Hi, I have a problem with starting a distributed training with pytorch.
Following is the sample code to repro this issue:
from __future__ import print_function
import os
import torch
import torch.nn as nn
import torch.utils.data as data
import torch.utils.data.distributed
if __name__ == "__main__":
# Initialize the model
model = nn.Sequential(
nn.Linear(20, 10),
nn.Linear(10, 20)
)
torch.distributed.init_process_group(world_size=2, \
init_method='file:///' + os.path.join(os.environ['HOME'], 'distributedFile'), \
backend='gloo')
model.cuda()
model = nn.parallel.DistributedDataParallel(model)
print(4)
for epoch in range(5):
total_loss = 0
for idx in range(5):
in_val = torch.zeros(20)
in_val[idx] = 1.0
print(model)
output = model(in_val)
The error msg is:
Traceback (most recent call last):
File "dist_test.py", line 36, in <module>
output = model(in_val)
File "/opt/conda/envs/pytorch-py3.6/lib/python3.6/site-packages/torch/nn/modules/module.py", line 491, in __call__
result = self.forward(*input, **kwargs)
File "/opt/conda/envs/pytorch-py3.6/lib/python3.6/site-packages/torch/nn/parallel/distributed.py", line 216, in forward
outputs = self.parallel_apply(self._module_copies[:len(inputs)], inputs, kwargs)
File "/opt/conda/envs/pytorch-py3.6/lib/python3.6/site-packages/torch/nn/parallel/distributed.py", line 223, in parallel_apply
return parallel_apply(replicas, inputs, kwargs, self.device_ids[:len(replicas)])
File "/opt/conda/envs/pytorch-py3.6/lib/python3.6/site-packages/torch/nn/parallel/parallel_apply.py", line 65, in parallel_apply
raise output
File "/opt/conda/envs/pytorch-py3.6/lib/python3.6/site-packages/torch/nn/parallel/parallel_apply.py", line 41, in _worker
output = module(*input, **kwargs)
File "/opt/conda/envs/pytorch-py3.6/lib/python3.6/site-packages/torch/nn/modules/module.py", line 491, in __call__
result = self.forward(*input, **kwargs)
File "/opt/conda/envs/pytorch-py3.6/lib/python3.6/site-packages/torch/nn/modules/container.py", line 91, in forward
input = module(input)
File "/opt/conda/envs/pytorch-py3.6/lib/python3.6/site-packages/torch/nn/modules/module.py", line 491, in __call__
result = self.forward(*input, **kwargs)
File "/opt/conda/envs/pytorch-py3.6/lib/python3.6/site-packages/torch/nn/modules/linear.py", line 55, in forward
return F.linear(input, self.weight, self.bias)

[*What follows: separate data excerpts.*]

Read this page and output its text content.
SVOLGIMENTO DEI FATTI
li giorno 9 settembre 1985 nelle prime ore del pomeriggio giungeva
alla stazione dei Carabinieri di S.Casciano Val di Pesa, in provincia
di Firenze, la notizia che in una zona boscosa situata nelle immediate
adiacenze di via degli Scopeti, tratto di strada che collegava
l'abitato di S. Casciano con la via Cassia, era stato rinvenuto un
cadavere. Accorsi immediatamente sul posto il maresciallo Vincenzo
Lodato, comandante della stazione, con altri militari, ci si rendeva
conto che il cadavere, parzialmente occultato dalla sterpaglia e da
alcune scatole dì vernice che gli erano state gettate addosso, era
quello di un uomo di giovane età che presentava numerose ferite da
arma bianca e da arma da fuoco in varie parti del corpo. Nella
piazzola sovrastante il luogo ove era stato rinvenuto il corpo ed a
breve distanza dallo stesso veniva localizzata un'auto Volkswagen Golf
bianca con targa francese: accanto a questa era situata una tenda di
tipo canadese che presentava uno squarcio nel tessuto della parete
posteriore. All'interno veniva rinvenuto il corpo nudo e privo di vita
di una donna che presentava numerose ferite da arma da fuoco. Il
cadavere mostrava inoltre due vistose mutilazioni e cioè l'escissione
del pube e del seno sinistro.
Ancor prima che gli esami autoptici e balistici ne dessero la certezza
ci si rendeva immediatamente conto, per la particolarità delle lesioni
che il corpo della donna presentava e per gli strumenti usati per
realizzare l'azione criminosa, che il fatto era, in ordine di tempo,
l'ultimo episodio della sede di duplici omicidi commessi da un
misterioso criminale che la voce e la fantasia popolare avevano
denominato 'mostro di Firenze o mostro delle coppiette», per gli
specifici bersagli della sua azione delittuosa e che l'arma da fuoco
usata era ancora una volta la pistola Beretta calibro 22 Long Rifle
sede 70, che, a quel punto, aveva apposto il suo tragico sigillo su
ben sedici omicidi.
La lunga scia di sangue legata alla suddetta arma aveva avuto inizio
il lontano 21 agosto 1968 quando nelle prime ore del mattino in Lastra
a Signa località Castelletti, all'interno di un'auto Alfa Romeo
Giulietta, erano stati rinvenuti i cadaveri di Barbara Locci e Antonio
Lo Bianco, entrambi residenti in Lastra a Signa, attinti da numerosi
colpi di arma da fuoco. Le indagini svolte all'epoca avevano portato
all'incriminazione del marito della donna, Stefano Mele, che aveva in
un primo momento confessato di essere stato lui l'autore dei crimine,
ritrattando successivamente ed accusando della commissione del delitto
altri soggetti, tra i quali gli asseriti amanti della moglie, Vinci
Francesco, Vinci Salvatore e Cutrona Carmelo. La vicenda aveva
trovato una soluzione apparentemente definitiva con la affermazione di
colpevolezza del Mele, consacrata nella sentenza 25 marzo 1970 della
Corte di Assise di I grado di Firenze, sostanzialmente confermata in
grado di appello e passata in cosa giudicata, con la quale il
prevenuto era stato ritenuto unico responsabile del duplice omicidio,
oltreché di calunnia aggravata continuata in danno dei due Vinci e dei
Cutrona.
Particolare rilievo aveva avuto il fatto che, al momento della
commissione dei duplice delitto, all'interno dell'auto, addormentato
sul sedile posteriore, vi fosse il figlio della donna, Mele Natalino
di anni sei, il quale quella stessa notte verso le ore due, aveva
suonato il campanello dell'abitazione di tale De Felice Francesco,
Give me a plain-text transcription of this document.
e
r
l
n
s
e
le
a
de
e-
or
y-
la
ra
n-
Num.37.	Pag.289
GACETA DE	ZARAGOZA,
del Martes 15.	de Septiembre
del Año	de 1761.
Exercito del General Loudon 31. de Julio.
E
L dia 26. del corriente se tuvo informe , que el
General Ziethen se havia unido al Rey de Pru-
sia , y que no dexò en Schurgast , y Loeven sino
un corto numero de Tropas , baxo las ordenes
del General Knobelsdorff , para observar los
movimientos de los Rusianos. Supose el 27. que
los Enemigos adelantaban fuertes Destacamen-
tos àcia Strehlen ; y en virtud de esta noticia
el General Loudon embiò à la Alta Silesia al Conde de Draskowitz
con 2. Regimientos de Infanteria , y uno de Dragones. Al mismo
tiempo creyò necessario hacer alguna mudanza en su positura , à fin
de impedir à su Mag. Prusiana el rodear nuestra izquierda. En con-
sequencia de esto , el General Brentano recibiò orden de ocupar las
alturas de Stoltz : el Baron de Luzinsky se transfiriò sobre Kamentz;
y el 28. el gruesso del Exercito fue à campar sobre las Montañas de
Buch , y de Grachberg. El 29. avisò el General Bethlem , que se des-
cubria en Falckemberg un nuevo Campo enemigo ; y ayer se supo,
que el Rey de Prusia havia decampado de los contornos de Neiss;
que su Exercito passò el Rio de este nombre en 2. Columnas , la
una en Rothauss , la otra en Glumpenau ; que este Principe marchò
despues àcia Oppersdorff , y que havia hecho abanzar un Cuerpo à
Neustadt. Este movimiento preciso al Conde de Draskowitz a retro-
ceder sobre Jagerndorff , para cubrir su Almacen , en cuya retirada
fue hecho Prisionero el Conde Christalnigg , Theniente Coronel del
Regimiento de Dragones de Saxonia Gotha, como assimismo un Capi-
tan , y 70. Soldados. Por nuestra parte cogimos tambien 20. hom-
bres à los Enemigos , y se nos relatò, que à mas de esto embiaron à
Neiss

File "/opt/conda/envs/pytorch-py3.6/lib/python3.6/site-packages/torch/nn/functional.py", line 994, in linear
output = input.matmul(weight.t())
RuntimeError: size mismatch, m1: [1 x 10], m2: [20 x 10] at /opt/conda/conda-bld/pytorch_1524586445097/work/aten/src/THC/generic/THCTensorMathBlas.cu:249
terminate called after throwing an instance of 'gloo::EnforceNotMet'
what(): [enforce fail at /opt/conda/conda-bld/pytorch_1524586445097/work/third_party/gloo/gloo/cuda.cu:249] error == cudaSuccess. 29 vs 0. Error at: /opt/conda/conda-bld/pytorch_1524586445097/work/third_party/gloo/gloo/cuda.cu:249: driver shutting down
Any feedback or suggestions would be appreciated.